Les récentes et foudroyantes métamorphoses du système politique italien ont valeur d'expérimentation. Dans un contexte marqué par l'opération Mani pulite (« Mains propres ») lancée au printemps de 1992, qui dévoile et démonte le système de corruption dont vivait la partitocratie italienne depuis près d'un demi-siècle, on a pu assister à la fulgurante ascension télépolitique de Silvio Berlusconi, magnat de la télévision, qui lance au début de janvier 1994 un nouveau mouvement politique, Forza Italia, et met en place une coalition électorale hétéroclite, avec la Ligue du Nord, parti fédéraliste dirigé par Umberto Bossi, et l'Alliance nationale, parti de droite « postfasciste » issu du néo-fasciste M.S.I. (Mouvement social italien).

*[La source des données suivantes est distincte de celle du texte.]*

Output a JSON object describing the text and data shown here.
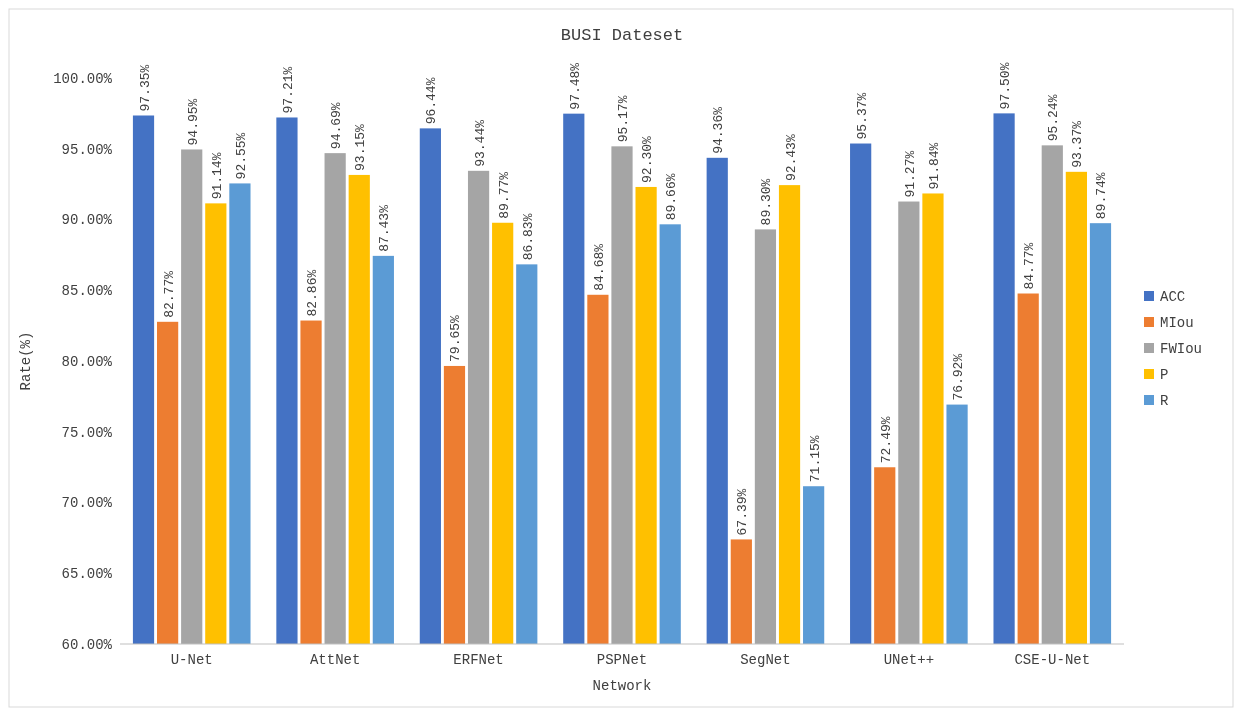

Contre toute attente, cette coalition, le Pôle de la liberté, gagne les élections législatives des 27-28 mars 1994. Le gouvernement Berlusconi, intronisé le 10 mai, durera sept mois : sa chute, le 22 décembre 1994, aura été aussi rapide que son ascension. La carrière politique de Berlusconi, réélu encore une fois en avril 2008, jette un éclairage précieux sur les interférences contemporaines du politique, du démagogique et du médiatique : la communication télévisuelle se substitue au fonctionnement démocratique ; elle devient une nouvelle pratique de la démocratie, une sorte de réalisation symbolique du rêve de démocratie directe. Le télépopulisme est une vidéodémagogie : le démagogue agit sur son auditoire en se donnant à voir plus qu'en se faisant entendre.